Serious concerns have been raised about the potential consequences of convening an Article V Convention. I share these concerns. I view our Constitution as the most remarkable governmental
document in human history. Some leaders foresee a “runaway” convention which could propose amendments beyond the scope of the call. Others prefer that we depend on enlightened future electorates. I see it a little differently. I see the ever-increasing size and scope of the federal government as the larger threat.
I believe that our dangerous situation is a product not of imprecision by the Constitution’s Framers but of activist judges who have ignored the Constitution’s text to advance their own policy goals, and the self-centered ambitions of too many office holders. I believe our situation will only get worse—and more difficult to correct—with time. Although we have seen an increase in textualist and originalist judges, the combination of current circumstances and the slow march and uncertainty of federal courts reshaping constitutional law counsels in favor of the States exploring the limited measures available to them to rein in the federal government.
I do not think these serious theoretical concerns warrant opposing a narrowly tailored Article V Convention at this time.
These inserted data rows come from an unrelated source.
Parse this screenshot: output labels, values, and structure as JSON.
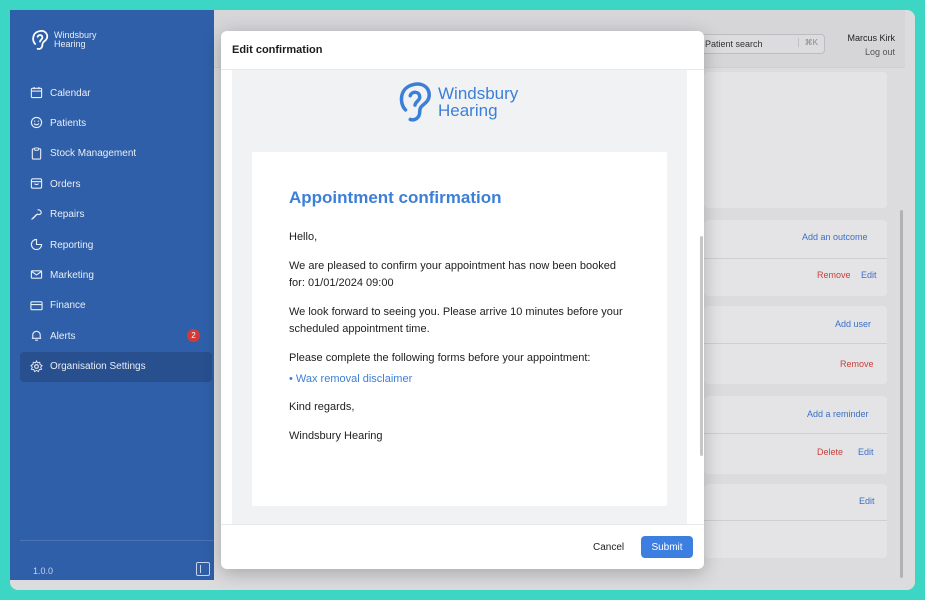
{
  "app": {
    "brand_line1": "Windsbury",
    "brand_line2": "Hearing",
    "version": "1.0.0"
  },
  "sidebar": {
    "items": [
      {
        "label": "Calendar",
        "icon": "calendar-icon"
      },
      {
        "label": "Patients",
        "icon": "smile-icon"
      },
      {
        "label": "Stock Management",
        "icon": "clipboard-icon"
      },
      {
        "label": "Orders",
        "icon": "box-icon"
      },
      {
        "label": "Repairs",
        "icon": "wrench-icon"
      },
      {
        "label": "Reporting",
        "icon": "pie-chart-icon"
      },
      {
        "label": "Marketing",
        "icon": "mail-icon"
      },
      {
        "label": "Finance",
        "icon": "credit-card-icon"
      },
      {
        "label": "Alerts",
        "icon": "bell-icon",
        "badge": "2"
      },
      {
        "label": "Organisation Settings",
        "icon": "gear-icon",
        "active": true
      }
    ]
  },
  "header": {
    "search_label": "Patient search",
    "search_shortcut": "⌘K",
    "user_name": "Marcus Kirk",
    "logout_label": "Log out"
  },
  "background_actions": {
    "add_outcome": "Add an outcome",
    "remove1": "Remove",
    "edit1": "Edit",
    "add_user": "Add user",
    "remove2": "Remove",
    "add_reminder": "Add a reminder",
    "delete": "Delete",
    "edit2": "Edit",
    "edit3": "Edit"
  },
  "modal": {
    "title": "Edit confirmation",
    "logo_line1": "Windsbury",
    "logo_line2": "Hearing",
    "email_title": "Appointment confirmation",
    "greeting": "Hello,",
    "p1": "We are pleased to confirm your appointment has now been booked for: 01/01/2024 09:00",
    "p2": "We look forward to seeing you. Please arrive 10 minutes before your scheduled appointment time.",
    "p3": "Please complete the following forms before your appointment:",
    "form_link": "• Wax removal disclaimer",
    "closing": "Kind regards,",
    "signature": "Windsbury Hearing",
    "cancel_label": "Cancel",
    "submit_label": "Submit"
  },
  "colors": {
    "sidebar": "#2f5fa8",
    "accent": "#3c7fd8",
    "danger": "#c8413d",
    "frame": "#3dd6c4"
  }
}
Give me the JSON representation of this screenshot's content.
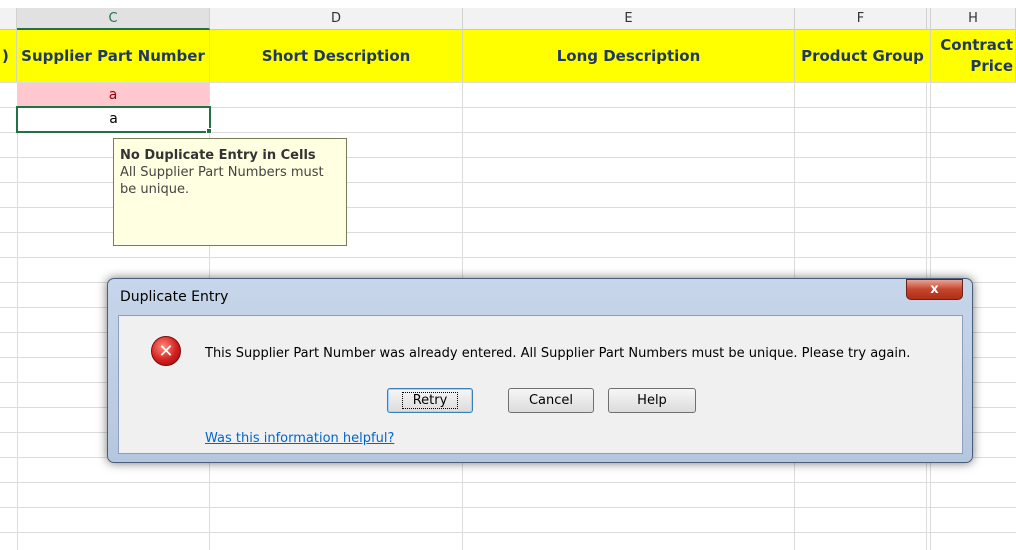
{
  "columns": {
    "c": "C",
    "d": "D",
    "e": "E",
    "f": "F",
    "h": "H"
  },
  "headers": {
    "partial": ")",
    "supplier_part_number": "Supplier Part Number",
    "short_description": "Short Description",
    "long_description": "Long Description",
    "product_group": "Product Group",
    "contract_price": "Contract Price"
  },
  "cells": {
    "c1": "a",
    "c2": "a"
  },
  "comment": {
    "title": "No Duplicate Entry in Cells",
    "body": "All Supplier Part Numbers must be unique."
  },
  "dialog": {
    "title": "Duplicate Entry",
    "close": "x",
    "message": "This Supplier Part Number was already entered.  All Supplier Part Numbers must be unique.  Please try again.",
    "retry": "Retry",
    "cancel": "Cancel",
    "help": "Help",
    "link": "Was this information helpful?",
    "icon": "error-icon"
  },
  "colors": {
    "header_fill": "#ffff00",
    "duplicate_fill": "#ffc7ce",
    "duplicate_text": "#9c0006",
    "selected": "#217346"
  }
}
I believe that the Founding Fathers included sufficient safeguards in Article V to mitigate the risks of a “runaway” convention. Article V’s requirement that three-fourths of the States must ratify any proposed constitutional amendment is designed to ensure that proposed amendments which would alter or take away fundamental constitutional rights—such as those enshrined in the Second Amendment—would not become law. This—and the active awareness and support of the people— constitutes our strongest assurance.
In 2018, FitsNews.com reported:
South Carolina governor Henry McMaster does not support calling a convention of states to address changes to the U.S. Constitution.
McMaster told reporter Jamie Lovegrove of The (Charleston, S.C.) Post and Courier that calling such a convention could strip Americans of their gun rights and abolish the Electoral College.
“My concern is there could be unintended consequences,” McMaster said, according to a tweet from Lovegrove.
McMaster added that there is nothing wrong with the constitution, just judges who “misinterpret it.”
Either McMaster doesn’t know his history, specifically how we got our current Constitution with manipulation of numbers of ratification, or he is selling out, and from behind the scenes I have heard that it is more a sell out and he is hiding behind the skirt of writing more words than it is an actual conviction he has in mind.
He is attempting to ease his conscience about the possibility of a runaway convention. What’s worse is he talks about standing up to a growing federal government and yet, he continues to take federal dollars for all sorts of unconstitutional things like education and socialist Medicare and Medicaid. So far, he’s not up for interposition against federal overreach. No, he seems to want to go right along with it.
…And he expects to be re-elected too.